The scourge of the celeb fitness DVD
By Diane Cooke
If celebrity fitness videos worked, why are we getting podgier, asked Sarah Vine in The Daily Mail in 2016.
Indeed Ms Vine has a point. She also believes that they exacerbate women's insecurities about their bodies, which is another valid point.
Reality TV star-turned presenter, Scarlett Moffatt, on losing just over three stones, commented that if she could do it, anybody could. In fact, that's something everyone says when they lose weight. And it doesn't half irritate the rest of the population that can only lever itself off the sofa to drive to the chippy.
The difference is that most celebrities have an army of helpers, nutritionists, personal trainers and cheerleaders, plus a big cash incentive to keep their grasping little hands out of the biscuit barrel.

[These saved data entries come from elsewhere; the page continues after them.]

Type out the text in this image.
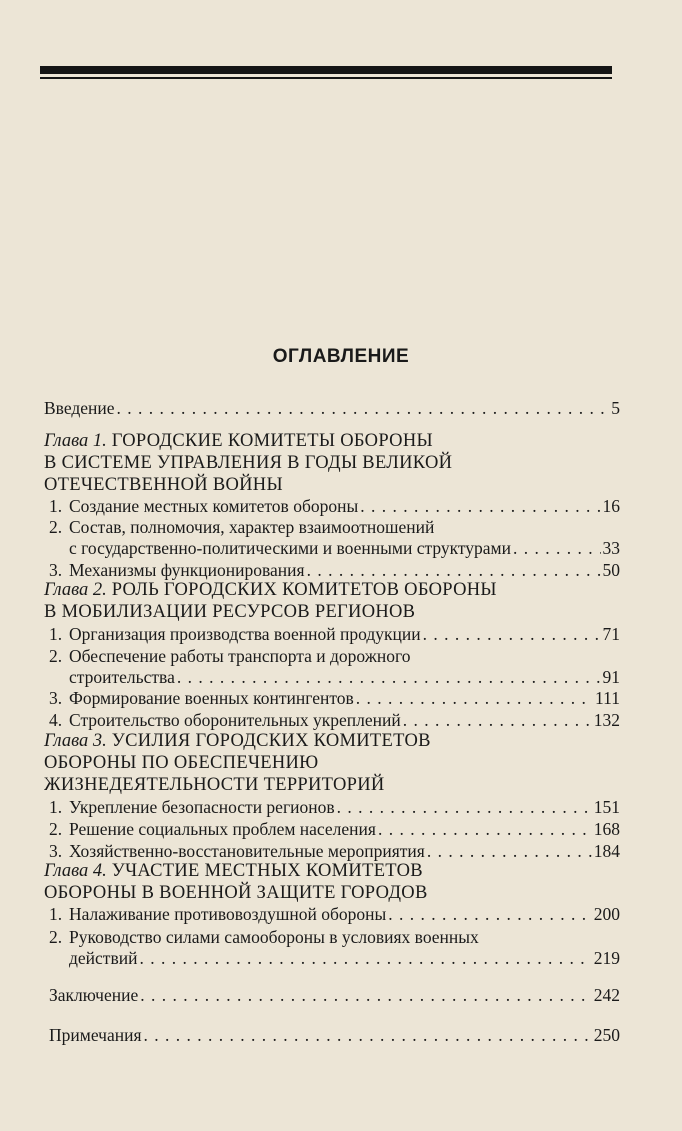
ОГЛАВЛЕНИЕ
Введение . . .	5
Глава 1. ГОРОДСКИЕ КОМИТЕТЫ ОБОРОНЫ
В СИСТЕМЕ УПРАВЛЕНИЯ В ГОДЫ ВЕЛИКОЙ
ОТЕЧЕСТВЕННОЙ ВОЙНЫ
1. Создание местных комитетов обороны . . .	16
2. Состав, полномочия, характер взаимоотношений
с государственно-политическими и военными структурами . . .	33
3. Механизмы функционирования . . .	50
Глава 2. РОЛЬ ГОРОДСКИХ КОМИТЕТОВ ОБОРОНЫ
В МОБИЛИЗАЦИИ РЕСУРСОВ РЕГИОНОВ
1. Организация производства военной продукции . . .	71
2. Обеспечение работы транспорта и дорожного
строительства . . .	91
3. Формирование военных контингентов . . .	111
4. Строительство оборонительных укреплений . . .	132
Глава 3. УСИЛИЯ ГОРОДСКИХ КОМИТЕТОВ
ОБОРОНЫ ПО ОБЕСПЕЧЕНИЮ
ЖИЗНЕДЕЯТЕЛЬНОСТИ ТЕРРИТОРИЙ
1. Укрепление безопасности регионов . . .	151
2. Решение социальных проблем населения . . .	168
3. Хозяйственно-восстановительные мероприятия . . .	184
Глава 4. УЧАСТИЕ МЕСТНЫХ КОМИТЕТОВ
ОБОРОНЫ В ВОЕННОЙ ЗАЩИТЕ ГОРОДОВ
1. Налаживание противовоздушной обороны . . .	200
2. Руководство силами самообороны в условиях военных
действий . . .	219
Заключение . . .	242
Примечания . . .	250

There's no bigger incentive than a big fat cheque to help one slim down.
In fact, that was actually a government incentive at one point.
In 2008, employers were being encouraged to set up competitions with money, vouchers and other rewards for people who gave up junk food in favour of healthy eating and living. Those losing the most weight would earn the biggest prizes.
Ministers believed that by giving people incentives to do something about their weight would help avoid larger costs associated with treating cancer, heart disease and diabetes caused by obesity. Similar schemes have worked well in America and British medical insurance companies already offer discounts for people who go to the gym regularly.
Jessica Barrett, writing for The i, learned how to spot when a celebrity is about to launch a fitness DVD while working on a celebrity magazine.
"First of all we see the series of pap shots from the celebrity’s holiday. Their weight gain is immediately made obvious in several ways: the subject will be grabbing their belly, or tucking into a huge portion of fish and chips, drinking a pint of beer or walking down the beach with no make-up or fake tan on (the indignity!) – all of this will be done in an ill-fitting bikini to further accentuate matters. They’re intricately posed to make sure they look the worst they’ve ever looked.
"Then the workout photos begin: personal training sessions (always in a public place which a paparazzi just happens to have stumbled upon). They’re always in unflattering workout gear, tiny shorts and a crop top: belly on show, pained expression on face. Finally, we have the unveiling of the new body which comes with the official announcement of the workout DVD. Normally the celebrity is standing next to a cardboard cut out of their former “fat” self. And they’ve usually dropped from a size 16 to a size 8 in a matter of months."
In the case of Scarlett Moffatt, she was whisked off to a Swiss bootcamp where she worked out for six hours a day and ate only 700 calories.